Michael's POV
I'm aware of the type of friendship Alex has with the boys and I, but I can't help how much it bugs me seeing her in Luke's arms. It doesn't help the fact that I've felt like shit all day and of course, she's snuggled up to gorgeous Luke. It kills me because I know he's way more attractive than I am. What am I saying? It's probably nothing. I can't see Luke trying anything with her. The fact that I'm drunk is no help. I wanted so bad to wake them both up so they could stop being so close. But I didn't because she's not my girlfriend and I just can't be mad. So instead I'm just laying in my dark bedroom listening to Calum snore as I try to avoid the idea of Luke and Alex. I hate that I even feel like this. I guess this is what I get for not sharing my true feelings with anyone. I can't be mad at Luke or at Alex. But it doesn't change the fact that I feel even more insecure and I wish she was in my arms instead. I think I'm going to be sick.
Alex's POV
I wake up to the sound of my phone going off and I panic. It takes me a second to realize what day it is and where I am. I sit up and see Ashton on the other side of the room asleep. I instantly recall watching a movie with Luke last night and now I'm in his bed. But where is he? My chest is already pounding when I remember that Michael is probably in the next room. I must've fallen asleep on Luke last night but how did I end up here? Yesterday was physically and mentally exhausting so its no wonder I passed out so early. The house is quiet and I'm hoping none of the boys are awake. I feel scared to face Michael when I know I shouldn't. I walk into the living room and see Luke's long legs hanging over the arm of the couch. Luckily, I don't have school or work today, so I'm not entirely worried that I stayed the night. A huge part of me feels the urge to go into Michael's room and kiss him good morning and cuddle up next to him. But that just can't happen because we're supoosed to be best friends and I hope I haven't ruined every chance of that still happening.

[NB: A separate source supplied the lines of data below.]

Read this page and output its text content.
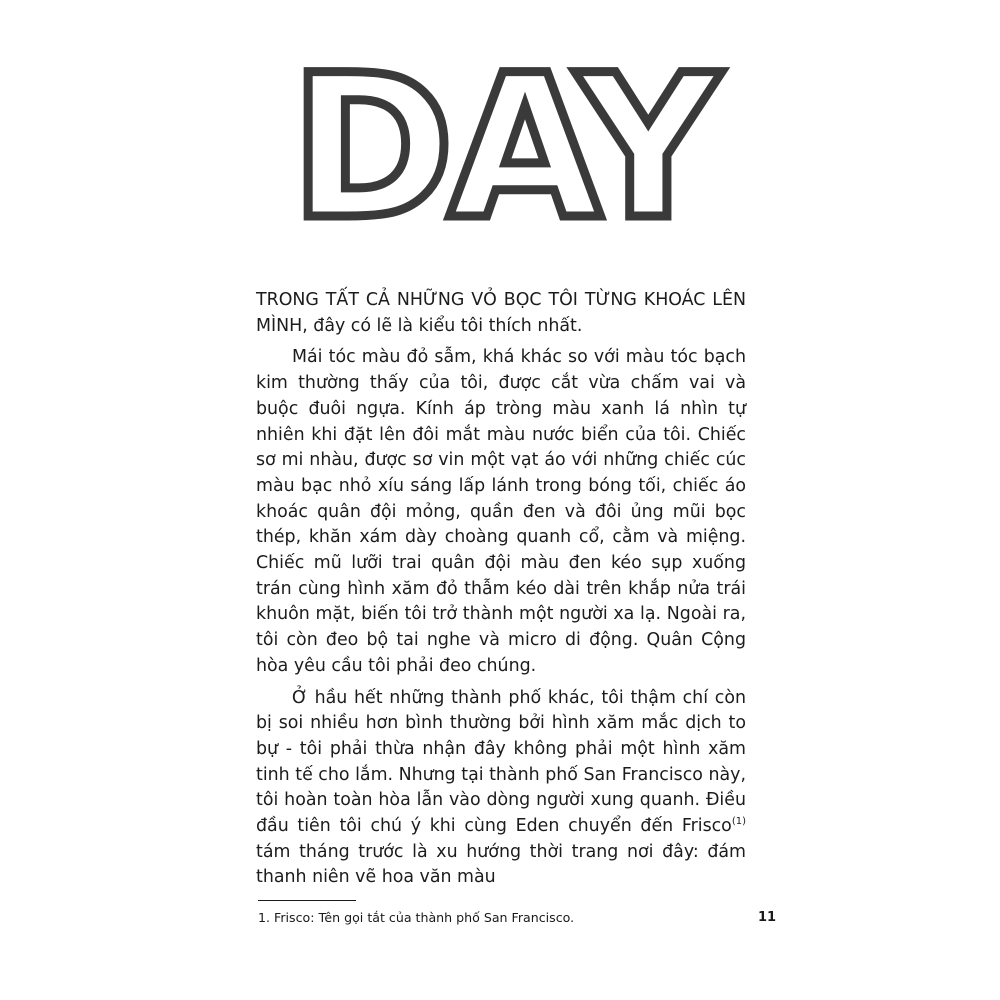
DAY

TRONG TẤT CẢ NHỮNG VỎ BỌC TÔI TỪNG KHOÁC LÊN MÌNH, đây có lẽ là kiểu tôi thích nhất.

Mái tóc màu đỏ sẫm, khá khác so với màu tóc bạch kim thường thấy của tôi, được cắt vừa chấm vai và buộc đuôi ngựa. Kính áp tròng màu xanh lá nhìn tự nhiên khi đặt lên đôi mắt màu nước biển của tôi. Chiếc sơ mi nhàu, được sơ vin một vạt áo với những chiếc cúc màu bạc nhỏ xíu sáng lấp lánh trong bóng tối, chiếc áo khoác quân đội mỏng, quần đen và đôi ủng mũi bọc thép, khăn xám dày choàng quanh cổ, cằm và miệng. Chiếc mũ lưỡi trai quân đội màu đen kéo sụp xuống trán cùng hình xăm đỏ thẫm kéo dài trên khắp nửa trái khuôn mặt, biến tôi trở thành một người xa lạ. Ngoài ra, tôi còn đeo bộ tai nghe và micro di động. Quân Cộng hòa yêu cầu tôi phải đeo chúng.

Ở hầu hết những thành phố khác, tôi thậm chí còn bị soi nhiều hơn bình thường bởi hình xăm mắc dịch to bự - tôi phải thừa nhận đây không phải một hình xăm tinh tế cho lắm. Nhưng tại thành phố San Francisco này, tôi hoàn toàn hòa lẫn vào dòng người xung quanh. Điều đầu tiên tôi chú ý khi cùng Eden chuyển đến Frisco$^{(1)}$ tám tháng trước là xu hướng thời trang nơi đây: đám thanh niên vẽ hoa văn màu

1. Frisco: Tên gọi tắt của thành phố San Francisco.	11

I remove my shirt and make Luke's bed for him. I tie my hair into a ponytail and grab a laundry basket from the hallway outside of Luke and Ashton's room. I go around the house collecting any pile of dirty band shirts, flannels, or black skinny jeans I can find. I know the boys will be pissed but I just have to clean this up. I feel really anxious because since I stayed the night, I wasn't able to take my medicine. I'm feeling a bit off so hopefully, cleaning up the boys' place will help.
I manage to organize Luke and Ashton's room all while Ash is fast asleep. I organized all of their instruments and studio equipment without Luke even budging on the couch. I head to the laundry room, grabbing the last basket of their clothes, and I run into Ashton in the kitchen. "What the hell are you doing?" He asks and I start laughing at his intense lion hair. "Your laundry." He tries to grab the basket from me but I resist. "You did not have to do that, seriously." Ashton is so sensitive. He's so fatherly and is so considerate of everyone around him. But I don't mind helping the boys out, I realize how hard they work. "Well I don't mind helping you guys out." He smiles but I know he's so annoyed. "Yeah I know. I just don't like you cleaning up after us." He smiles again and it causes me to smile. There is just no fighting an Ashton Irwin smile. "It's no big deal. I like cleaning so just let me help you out." He heads to the coffee pot and puts bread into the toaster. "Okay, fine, but you're still so annoying." He teases and I laugh.
I head into Michael and Calum's room and the sight of Michael sleeping gives me a sharp feeling in my chest. My eyes are glued to his bare back and I don't wanna keep staring but I'm frozen. I try to be as quiet as possible as I tidy up things around the room and hang up all of their clean clothes. Luckily the boys rooms are pretty small so it's not much to clean up anyway. I look over at Michael as he rolls over onto his back, and I instantly notice the hickies all over his collar bones. Shit. I really did a number on him. He lifts his arms up over his head and my knees go weak. Suddenly, my mind is clouded with dirty thoughts and I just need to leave this room.
My chest is heavy and I gather myself before joining Ashton back in the kitchen. I don't want him to see that something is wrong and ask questions. I've become too good at lying. Maybe not taking my medicine was a bad idea. Staying here was just a bad idea. I'm freaking out. I let Ashton know that I have to leave without any explanation and I get into my car to head home. I didnt want to but I broke down into tears when I got into my car and I cried my eyes out the whole way home. It's finally starting to hit me that I'm falling in love with my best friend.